Au Bonheur des Dames
On est en 1864 et Denise Baudu, 20 ans, débarque à Paris de sa Normandie natale flanquée de ses deux frères, de 16 et 5 ans. La jeune fille frêle en a la charge, après le décès de leurs parents. Ses espoirs sont cependant vite douchés : son oncle, qui un an auparavant lui proposait par courrier un emploi dans sa boutique, a du mal désormais à finir le mois. En cause, l’ouverture, juste en face, d’un grand magasin : Au Bonheur des dames. Celui-ci ne cesse de s’agrandir aux dépens des petits commerces, porté par l’ambition de son propriétaire, Octave Mouret. Et si Denise essayait d’y travailler ?
Ce roman feuilletonnant, grand classique d’Émile Zola et onzième volume de la suite romanesque Les Rougon-Macquart, coche beaucoup de thèmes chers à l’écrivain, voguant entre richesse et pauvreté, misère et démesure, selon l’étage et le magasin où l’on se trouve. C’est le personnage de Denise, au centre de l’intrigue, qui traverse ces deux mondes, y rencontrant les mêmes amours contrariées et ambitions calculées. Chacun regorge de personnages truculents, qui attachant, qui vil et affligeant, qui tout en même temps.

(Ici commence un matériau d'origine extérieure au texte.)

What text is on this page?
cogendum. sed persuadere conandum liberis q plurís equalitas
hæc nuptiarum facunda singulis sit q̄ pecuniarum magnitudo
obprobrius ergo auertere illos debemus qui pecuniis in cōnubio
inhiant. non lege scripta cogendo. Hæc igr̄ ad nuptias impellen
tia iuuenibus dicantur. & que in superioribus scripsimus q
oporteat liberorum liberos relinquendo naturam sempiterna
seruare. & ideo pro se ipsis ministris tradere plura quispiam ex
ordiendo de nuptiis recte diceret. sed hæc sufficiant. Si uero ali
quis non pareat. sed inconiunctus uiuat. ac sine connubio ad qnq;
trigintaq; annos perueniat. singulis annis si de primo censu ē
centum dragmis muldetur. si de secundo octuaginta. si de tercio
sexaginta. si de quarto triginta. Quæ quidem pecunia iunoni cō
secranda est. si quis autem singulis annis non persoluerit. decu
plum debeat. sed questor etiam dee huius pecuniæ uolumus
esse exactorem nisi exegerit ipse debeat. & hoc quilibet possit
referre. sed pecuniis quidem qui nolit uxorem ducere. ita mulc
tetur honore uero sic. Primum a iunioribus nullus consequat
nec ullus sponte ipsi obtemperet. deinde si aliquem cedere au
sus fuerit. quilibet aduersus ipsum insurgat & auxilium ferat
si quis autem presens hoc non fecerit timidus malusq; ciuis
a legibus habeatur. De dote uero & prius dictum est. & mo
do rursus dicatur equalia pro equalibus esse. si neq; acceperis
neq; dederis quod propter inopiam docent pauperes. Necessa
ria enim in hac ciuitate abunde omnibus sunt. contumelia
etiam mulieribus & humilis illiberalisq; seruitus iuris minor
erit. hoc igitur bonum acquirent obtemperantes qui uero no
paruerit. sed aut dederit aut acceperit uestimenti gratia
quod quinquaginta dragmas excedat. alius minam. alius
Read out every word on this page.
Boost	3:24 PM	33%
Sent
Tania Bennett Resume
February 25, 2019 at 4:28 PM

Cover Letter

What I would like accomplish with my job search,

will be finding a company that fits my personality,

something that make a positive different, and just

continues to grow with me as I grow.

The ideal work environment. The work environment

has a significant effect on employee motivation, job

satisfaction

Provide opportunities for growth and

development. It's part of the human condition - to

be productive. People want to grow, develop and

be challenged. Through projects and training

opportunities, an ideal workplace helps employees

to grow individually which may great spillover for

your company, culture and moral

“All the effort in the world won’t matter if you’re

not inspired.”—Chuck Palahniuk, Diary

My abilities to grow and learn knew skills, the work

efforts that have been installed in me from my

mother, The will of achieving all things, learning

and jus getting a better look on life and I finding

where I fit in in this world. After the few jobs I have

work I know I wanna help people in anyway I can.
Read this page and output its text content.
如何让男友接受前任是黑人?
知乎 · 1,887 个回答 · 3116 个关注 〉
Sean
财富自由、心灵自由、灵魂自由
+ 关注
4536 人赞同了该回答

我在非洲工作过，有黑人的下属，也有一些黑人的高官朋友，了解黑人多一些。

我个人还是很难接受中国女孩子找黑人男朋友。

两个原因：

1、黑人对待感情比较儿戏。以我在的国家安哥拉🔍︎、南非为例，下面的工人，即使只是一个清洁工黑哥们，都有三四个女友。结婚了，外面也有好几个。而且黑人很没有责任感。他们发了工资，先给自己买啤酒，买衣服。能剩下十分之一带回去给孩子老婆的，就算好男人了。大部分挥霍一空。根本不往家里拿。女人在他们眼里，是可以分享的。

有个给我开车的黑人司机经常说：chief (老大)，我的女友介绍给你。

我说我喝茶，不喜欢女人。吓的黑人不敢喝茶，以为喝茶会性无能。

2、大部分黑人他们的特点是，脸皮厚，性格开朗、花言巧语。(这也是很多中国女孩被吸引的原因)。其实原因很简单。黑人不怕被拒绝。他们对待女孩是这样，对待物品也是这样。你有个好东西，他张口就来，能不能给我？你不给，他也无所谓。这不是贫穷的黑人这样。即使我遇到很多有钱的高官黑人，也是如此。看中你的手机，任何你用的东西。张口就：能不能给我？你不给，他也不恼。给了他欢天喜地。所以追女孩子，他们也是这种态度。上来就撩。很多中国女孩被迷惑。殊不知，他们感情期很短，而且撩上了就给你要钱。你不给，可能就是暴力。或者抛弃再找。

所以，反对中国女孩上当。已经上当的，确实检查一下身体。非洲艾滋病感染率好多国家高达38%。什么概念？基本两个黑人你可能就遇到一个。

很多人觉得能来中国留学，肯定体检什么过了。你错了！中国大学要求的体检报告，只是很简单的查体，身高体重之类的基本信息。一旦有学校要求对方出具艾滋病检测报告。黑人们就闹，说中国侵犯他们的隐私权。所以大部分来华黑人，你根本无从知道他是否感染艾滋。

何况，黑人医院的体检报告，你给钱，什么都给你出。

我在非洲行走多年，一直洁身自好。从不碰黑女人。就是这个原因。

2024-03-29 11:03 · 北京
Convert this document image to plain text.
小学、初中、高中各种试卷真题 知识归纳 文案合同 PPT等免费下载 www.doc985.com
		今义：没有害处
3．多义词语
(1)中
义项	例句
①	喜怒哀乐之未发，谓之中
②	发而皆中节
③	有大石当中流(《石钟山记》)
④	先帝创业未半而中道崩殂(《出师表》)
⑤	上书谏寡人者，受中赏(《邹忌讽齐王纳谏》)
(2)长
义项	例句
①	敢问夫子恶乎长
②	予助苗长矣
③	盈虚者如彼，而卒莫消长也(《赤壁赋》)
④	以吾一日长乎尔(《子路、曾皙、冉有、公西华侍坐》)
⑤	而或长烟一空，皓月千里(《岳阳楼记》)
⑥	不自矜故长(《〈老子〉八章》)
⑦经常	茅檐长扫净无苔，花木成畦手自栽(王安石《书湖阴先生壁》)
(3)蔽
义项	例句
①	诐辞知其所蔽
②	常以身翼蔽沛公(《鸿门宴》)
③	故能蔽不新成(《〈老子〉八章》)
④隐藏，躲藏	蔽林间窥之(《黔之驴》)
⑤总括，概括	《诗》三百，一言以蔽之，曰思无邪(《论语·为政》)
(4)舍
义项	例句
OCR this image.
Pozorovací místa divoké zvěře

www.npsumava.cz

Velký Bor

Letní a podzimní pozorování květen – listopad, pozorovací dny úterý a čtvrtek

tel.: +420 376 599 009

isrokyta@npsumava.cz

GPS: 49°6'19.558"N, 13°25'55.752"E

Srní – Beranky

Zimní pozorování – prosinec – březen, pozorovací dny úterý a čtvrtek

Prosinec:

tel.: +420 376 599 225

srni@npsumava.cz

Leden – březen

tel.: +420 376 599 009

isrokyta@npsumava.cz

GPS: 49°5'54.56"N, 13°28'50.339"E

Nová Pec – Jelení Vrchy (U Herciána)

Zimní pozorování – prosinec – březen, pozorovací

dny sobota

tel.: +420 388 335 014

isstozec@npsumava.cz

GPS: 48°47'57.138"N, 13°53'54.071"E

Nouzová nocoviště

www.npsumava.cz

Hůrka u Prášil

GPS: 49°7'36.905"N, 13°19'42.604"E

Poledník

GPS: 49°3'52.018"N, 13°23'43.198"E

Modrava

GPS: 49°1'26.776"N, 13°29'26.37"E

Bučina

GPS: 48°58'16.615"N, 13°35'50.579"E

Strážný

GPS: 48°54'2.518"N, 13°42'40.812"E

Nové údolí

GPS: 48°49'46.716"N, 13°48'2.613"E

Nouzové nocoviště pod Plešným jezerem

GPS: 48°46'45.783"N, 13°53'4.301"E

Il fallait tout la finesse et la fluidité d’Agnès Maupré pour s’attaquer à ce grand classique de la littérature française, et le défi est relevé avec allure. La profusion de dialogues se marie avec aisance aux couleurs chatoyantes des étoffes et autres fanfreluches qui se nichent dans tous les recoins du découpage clair et ciselé. La robe noire de l’héroïne s’y glisse avec élégance, et permet un jeu graphique joliment maîtrisé.
Le feuilleton à rebondissements y est presque intégralement retranscrit, sans que la densité de l’histoire ne gêne la clarté du récit. Emporté dans le Paris du Second Empire, on se passionne facilement pour cette jeune ingénue qui ne s’en laisse pas compter, séduite par la modernité mais ancrée dans l’humanité, dont la tignasse « mal peignée » serait presque, sous le trait de l’autrice, un personnage à part entière. Le conflit entre la modernité des grandes enseignes et le savoir-faire des petits commerces semble, quant à lui, être un feuilleton qui n’a jamais quitté l’actualité.